Both Americans retreated into a nearby building. The wounded American then leaned heavily against the wall, slid to the floor, and died. Even well into his nineties that remained a difficult story for my buddy to tell. At close range, the MP40 was a proven man-killer.
The Rest of the Story

The victorious Allies undertook an investigation to determine if MG Rose’s death might constitute a war crime. He was the highest-ranking American soldier to be killed in action in Europe, and his Jewish heritage made the circumstances of his killing immediately suspect. However, the light was dim at the time, and when his body was recovered the following day his codebook and maps remained unmolested.



MG Rose was ultimately shot with four separate bursts from that German tank commander’s MP40. The first burst knocked Rose’s helmet off. Four rounds from the third burst struck him in the head and killed him. His helmet was recovered from a nearby ditch about ten feet away. The holes in the helmet resulted from its having been hit as it spun in the air behind the dying General.

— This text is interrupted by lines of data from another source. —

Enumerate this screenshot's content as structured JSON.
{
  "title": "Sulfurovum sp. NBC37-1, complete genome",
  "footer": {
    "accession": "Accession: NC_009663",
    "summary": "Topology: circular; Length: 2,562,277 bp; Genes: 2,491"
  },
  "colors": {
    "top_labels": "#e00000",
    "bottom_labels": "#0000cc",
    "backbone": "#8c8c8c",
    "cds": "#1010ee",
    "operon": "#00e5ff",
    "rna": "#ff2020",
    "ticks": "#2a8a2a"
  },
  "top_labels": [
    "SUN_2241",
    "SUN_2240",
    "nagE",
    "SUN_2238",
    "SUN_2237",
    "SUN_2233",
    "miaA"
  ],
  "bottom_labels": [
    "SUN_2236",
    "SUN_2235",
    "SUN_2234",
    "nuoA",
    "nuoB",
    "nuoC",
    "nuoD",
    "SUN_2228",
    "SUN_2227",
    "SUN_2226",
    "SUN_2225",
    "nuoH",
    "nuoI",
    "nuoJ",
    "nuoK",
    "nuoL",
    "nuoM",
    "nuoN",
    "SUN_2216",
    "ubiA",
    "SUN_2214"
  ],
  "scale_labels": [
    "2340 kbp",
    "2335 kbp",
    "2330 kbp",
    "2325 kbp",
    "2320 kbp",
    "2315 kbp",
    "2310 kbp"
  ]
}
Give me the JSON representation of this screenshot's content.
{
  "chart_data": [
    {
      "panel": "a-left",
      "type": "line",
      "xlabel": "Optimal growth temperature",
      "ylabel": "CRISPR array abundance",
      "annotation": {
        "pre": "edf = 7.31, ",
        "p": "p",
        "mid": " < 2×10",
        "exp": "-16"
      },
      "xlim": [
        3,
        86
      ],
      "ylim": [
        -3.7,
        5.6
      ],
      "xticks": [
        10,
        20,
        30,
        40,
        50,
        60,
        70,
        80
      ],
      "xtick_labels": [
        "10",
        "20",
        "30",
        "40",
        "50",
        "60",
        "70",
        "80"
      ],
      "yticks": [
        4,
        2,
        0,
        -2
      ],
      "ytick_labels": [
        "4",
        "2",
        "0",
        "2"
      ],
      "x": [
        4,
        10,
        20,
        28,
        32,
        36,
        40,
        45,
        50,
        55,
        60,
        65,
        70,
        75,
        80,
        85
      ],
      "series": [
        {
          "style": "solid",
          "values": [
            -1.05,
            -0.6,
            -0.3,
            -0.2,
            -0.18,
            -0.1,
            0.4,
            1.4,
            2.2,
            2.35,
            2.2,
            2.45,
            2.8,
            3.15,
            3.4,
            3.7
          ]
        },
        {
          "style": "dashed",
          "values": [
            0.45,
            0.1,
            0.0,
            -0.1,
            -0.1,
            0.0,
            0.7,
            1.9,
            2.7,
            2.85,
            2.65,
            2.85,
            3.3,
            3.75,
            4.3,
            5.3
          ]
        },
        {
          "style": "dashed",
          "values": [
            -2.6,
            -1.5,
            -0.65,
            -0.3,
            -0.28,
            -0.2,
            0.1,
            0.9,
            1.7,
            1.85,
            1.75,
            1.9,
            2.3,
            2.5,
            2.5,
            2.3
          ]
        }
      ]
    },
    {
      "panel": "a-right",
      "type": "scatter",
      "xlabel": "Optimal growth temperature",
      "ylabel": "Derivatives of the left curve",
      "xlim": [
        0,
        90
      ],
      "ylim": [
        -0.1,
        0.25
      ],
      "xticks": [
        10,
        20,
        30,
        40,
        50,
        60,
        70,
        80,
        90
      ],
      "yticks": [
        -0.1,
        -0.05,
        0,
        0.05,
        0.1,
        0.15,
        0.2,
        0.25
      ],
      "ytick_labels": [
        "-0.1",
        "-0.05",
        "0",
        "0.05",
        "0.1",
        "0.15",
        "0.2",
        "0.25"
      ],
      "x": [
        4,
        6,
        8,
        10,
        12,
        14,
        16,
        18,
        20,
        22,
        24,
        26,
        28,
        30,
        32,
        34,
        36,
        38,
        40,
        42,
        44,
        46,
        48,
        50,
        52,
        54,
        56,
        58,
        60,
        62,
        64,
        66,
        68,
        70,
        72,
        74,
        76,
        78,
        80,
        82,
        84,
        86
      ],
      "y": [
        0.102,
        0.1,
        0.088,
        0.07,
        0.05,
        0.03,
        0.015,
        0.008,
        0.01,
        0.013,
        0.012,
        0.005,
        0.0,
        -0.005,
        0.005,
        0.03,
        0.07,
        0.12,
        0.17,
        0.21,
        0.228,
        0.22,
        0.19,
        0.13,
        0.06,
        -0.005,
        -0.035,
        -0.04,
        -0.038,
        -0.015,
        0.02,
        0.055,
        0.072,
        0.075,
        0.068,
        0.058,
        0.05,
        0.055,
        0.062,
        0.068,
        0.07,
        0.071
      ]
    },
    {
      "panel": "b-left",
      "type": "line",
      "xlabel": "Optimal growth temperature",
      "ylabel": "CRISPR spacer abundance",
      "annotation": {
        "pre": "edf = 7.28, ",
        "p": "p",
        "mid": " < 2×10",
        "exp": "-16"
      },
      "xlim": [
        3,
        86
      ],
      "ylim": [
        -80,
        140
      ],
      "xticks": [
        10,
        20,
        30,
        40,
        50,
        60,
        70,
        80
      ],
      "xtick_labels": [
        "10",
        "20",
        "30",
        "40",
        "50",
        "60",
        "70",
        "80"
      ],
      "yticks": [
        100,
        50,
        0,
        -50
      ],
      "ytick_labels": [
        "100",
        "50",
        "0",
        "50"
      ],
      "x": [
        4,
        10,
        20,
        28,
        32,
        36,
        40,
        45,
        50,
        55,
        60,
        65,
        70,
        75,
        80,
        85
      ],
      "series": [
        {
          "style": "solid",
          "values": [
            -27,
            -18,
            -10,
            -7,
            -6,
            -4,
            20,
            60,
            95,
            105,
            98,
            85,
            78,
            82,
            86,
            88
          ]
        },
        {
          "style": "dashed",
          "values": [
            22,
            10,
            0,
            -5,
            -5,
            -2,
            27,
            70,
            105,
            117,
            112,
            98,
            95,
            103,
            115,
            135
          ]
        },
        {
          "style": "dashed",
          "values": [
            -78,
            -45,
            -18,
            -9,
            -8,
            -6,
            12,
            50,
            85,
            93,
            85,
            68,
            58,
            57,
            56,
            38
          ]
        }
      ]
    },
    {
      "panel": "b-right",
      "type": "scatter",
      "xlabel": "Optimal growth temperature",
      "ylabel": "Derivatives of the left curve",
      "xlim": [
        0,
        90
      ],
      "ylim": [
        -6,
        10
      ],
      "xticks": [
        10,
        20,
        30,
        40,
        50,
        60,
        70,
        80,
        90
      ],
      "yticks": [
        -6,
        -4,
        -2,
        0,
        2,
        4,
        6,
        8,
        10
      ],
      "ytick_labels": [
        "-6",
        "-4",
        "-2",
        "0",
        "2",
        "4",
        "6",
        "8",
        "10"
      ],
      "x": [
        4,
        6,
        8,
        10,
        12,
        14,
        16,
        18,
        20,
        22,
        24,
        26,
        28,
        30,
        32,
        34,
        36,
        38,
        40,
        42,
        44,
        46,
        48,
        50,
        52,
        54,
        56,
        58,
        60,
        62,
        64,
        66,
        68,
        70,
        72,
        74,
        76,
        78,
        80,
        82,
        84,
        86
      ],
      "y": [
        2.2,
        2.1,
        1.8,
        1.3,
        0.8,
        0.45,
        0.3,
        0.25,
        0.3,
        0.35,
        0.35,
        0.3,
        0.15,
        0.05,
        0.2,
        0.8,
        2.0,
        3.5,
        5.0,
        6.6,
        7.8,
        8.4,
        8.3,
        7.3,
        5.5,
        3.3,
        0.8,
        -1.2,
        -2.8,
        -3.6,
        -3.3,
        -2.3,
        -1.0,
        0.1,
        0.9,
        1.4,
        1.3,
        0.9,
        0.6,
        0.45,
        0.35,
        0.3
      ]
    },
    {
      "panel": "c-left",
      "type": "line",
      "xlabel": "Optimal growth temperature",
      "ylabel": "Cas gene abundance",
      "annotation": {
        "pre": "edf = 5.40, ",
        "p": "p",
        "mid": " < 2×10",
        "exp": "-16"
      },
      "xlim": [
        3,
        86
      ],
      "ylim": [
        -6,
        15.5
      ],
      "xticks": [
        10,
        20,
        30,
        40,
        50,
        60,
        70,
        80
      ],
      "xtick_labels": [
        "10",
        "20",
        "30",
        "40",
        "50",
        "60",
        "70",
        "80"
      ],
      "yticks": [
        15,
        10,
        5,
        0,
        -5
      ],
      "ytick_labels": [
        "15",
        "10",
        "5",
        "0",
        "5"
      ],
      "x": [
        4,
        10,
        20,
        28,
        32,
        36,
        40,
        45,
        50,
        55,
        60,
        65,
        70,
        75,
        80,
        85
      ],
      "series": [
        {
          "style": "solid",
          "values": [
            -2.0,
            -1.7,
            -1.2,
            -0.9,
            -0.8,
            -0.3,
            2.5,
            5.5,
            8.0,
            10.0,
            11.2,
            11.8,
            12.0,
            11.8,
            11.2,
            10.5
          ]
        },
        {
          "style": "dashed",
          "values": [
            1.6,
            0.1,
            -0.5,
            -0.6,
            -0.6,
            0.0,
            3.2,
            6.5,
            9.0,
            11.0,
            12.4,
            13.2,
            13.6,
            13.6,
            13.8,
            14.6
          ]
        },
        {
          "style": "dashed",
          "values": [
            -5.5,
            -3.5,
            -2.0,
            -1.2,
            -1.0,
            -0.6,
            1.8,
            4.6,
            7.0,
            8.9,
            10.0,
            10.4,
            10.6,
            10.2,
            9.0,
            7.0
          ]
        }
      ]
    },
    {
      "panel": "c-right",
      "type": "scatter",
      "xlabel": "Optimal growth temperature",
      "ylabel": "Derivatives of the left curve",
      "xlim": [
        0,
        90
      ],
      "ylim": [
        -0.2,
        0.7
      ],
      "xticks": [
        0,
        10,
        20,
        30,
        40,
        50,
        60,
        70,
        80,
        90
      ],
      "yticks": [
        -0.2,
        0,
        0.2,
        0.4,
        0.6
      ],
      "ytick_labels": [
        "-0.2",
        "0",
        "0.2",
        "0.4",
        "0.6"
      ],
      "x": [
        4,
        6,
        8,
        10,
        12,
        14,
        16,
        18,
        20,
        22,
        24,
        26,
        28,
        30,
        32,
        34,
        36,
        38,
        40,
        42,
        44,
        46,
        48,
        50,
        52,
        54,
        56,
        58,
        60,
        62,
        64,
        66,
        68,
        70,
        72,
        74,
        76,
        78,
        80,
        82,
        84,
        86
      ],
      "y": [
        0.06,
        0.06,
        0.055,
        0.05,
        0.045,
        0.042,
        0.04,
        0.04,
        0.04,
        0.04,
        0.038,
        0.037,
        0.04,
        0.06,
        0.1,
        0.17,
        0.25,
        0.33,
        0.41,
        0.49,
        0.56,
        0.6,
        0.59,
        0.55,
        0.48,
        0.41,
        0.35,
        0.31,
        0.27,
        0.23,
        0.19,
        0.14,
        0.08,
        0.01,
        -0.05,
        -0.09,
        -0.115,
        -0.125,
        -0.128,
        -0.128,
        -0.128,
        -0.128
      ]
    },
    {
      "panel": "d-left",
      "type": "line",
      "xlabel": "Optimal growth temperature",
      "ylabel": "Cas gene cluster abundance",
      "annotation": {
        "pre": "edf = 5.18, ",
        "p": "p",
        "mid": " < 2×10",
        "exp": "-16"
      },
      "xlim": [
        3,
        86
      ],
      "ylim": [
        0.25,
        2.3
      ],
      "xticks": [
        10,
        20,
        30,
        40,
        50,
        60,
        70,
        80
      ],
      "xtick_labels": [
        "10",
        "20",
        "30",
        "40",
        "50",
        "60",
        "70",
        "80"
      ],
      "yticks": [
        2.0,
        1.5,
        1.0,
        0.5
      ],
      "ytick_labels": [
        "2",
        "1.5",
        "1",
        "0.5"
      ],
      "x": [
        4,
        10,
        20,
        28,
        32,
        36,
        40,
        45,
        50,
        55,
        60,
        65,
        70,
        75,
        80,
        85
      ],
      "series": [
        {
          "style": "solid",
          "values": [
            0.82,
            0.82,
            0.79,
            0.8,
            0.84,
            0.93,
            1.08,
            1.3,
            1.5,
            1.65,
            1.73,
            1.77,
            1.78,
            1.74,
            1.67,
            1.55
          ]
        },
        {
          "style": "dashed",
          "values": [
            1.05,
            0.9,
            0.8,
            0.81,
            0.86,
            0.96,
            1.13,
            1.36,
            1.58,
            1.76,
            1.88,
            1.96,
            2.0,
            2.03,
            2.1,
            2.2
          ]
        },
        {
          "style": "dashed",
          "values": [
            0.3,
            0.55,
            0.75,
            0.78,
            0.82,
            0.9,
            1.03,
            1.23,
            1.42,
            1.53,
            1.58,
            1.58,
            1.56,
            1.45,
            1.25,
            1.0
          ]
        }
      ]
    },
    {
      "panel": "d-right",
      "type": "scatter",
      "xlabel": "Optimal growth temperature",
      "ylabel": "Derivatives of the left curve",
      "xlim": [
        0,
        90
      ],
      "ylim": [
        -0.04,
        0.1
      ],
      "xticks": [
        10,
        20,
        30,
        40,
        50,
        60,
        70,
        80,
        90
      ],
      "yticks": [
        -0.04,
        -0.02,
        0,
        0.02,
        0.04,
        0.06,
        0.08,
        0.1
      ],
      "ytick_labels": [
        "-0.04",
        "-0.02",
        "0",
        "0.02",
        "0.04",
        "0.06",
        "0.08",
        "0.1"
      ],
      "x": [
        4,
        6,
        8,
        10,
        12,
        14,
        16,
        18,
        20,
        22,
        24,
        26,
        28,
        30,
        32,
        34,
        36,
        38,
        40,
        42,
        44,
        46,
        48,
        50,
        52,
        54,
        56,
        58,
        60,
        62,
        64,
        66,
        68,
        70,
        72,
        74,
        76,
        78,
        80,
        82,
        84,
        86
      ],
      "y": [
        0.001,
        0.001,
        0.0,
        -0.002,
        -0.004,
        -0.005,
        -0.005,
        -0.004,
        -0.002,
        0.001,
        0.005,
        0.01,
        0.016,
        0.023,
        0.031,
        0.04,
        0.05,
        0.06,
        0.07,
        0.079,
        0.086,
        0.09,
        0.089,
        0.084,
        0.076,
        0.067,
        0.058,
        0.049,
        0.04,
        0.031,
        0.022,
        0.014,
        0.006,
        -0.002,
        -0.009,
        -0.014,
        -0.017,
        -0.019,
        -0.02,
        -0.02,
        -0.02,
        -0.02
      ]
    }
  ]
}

The determination was simply that MG Rose tragically fell victim to the fog of war. German troops were frequently inexperienced and terrified at this late stage. That nameless Wehrmacht tank commander likely just saw Rose move for his pistol and fired reflexively. MG Maurice Rose, known to his men as “The Division Point” because of his penchant for leading from the front, was buried at the US military cemetery at Margraten, the Netherlands. 3d Armored Division commanders rendered honors at his grave until the early nineties when the division was disbanded.